D’autre part, sur la question des évaluation, je tiens à rappeler que l’université de vence en 70 et 80 fonctionnait sans notation et que les compagnie s’arrachaient ceux qui sortaient de cette école. et il faut aussi rajouter que le diplome de vence n’était pas reconnu par l’état…
pour plus d’info voir la conférence gesticuler de frank Lepage : https://www.youtube.com/watch?v=ACxRSSkYR_k
je dois toutefois préciser que ce video de 2h15 parle de l’éducation en france, mais toutefois il est possible de faire toute une série de parallèle.
cordialement votre
»Domination de l’élève par l’enseignant (1) puisque une évaluation n’est que peu objective (2). »
Il n’y a pas de lien logique entre la proposition (1) et la proposition (2).
»L’évaluation permet de reproduire les inégalités de la société puisque cette dernière est faite par les personnes « qui savent » face aux « ignorants ». »
Au contraire, il s’agit d’enseigner à ceux qui ne savent pas, et non de faire en sorte que ceux qui ne savent pas continuent à ne rien savoir.
On parle alors de l’exact contraire de ce que que tu impliques.
Est-ce que ce serait oppressant de te suggérer de raisonner logiquement?

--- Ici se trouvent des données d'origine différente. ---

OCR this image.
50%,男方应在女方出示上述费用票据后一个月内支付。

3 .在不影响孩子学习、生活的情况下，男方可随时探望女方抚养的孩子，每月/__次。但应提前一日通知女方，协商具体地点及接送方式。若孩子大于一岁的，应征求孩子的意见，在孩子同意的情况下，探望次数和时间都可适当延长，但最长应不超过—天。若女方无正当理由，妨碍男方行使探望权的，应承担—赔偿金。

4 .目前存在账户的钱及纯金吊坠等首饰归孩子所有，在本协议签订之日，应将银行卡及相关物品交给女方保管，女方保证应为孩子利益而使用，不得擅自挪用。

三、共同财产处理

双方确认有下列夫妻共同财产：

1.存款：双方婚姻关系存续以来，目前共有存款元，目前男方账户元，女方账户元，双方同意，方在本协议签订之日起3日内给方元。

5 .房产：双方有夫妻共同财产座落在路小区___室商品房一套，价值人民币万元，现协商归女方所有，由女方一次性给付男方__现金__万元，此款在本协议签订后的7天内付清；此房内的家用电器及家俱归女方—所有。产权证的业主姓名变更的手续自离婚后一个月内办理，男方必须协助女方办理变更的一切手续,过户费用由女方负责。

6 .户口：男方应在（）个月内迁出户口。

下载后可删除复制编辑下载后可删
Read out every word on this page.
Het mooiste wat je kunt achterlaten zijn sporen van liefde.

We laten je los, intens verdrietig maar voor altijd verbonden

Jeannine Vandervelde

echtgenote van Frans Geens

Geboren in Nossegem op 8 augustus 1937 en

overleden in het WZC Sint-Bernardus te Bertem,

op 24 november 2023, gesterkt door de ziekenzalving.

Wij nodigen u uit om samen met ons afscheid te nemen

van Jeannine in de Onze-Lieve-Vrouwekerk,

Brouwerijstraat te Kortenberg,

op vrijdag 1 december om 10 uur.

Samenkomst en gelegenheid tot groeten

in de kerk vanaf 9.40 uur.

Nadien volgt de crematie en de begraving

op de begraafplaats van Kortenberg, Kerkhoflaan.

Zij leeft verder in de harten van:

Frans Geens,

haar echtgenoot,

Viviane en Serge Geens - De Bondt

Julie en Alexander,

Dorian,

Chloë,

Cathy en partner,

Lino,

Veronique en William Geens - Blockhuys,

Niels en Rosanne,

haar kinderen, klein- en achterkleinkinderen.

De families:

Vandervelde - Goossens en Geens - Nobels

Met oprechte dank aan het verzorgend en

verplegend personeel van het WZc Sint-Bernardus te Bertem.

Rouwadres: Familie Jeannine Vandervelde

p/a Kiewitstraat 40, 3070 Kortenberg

»Pour le reste, si vous êtes aveugle au point de ne pas savoir à quel point l’histoire de l’homme en est une de domination…il n’y a pas grand espoir d’arriver à vous le faire voir…à moins que vous laissiez paraître un désir d’apprendre et de comprendre, ce que vous n’avez pas réussi à faire ici. »
Comme il ‘évident’ pour les créationnistes que la terre fût créée en six jours.
Essaie donc de ne pas confondre connaissance et profession de foi.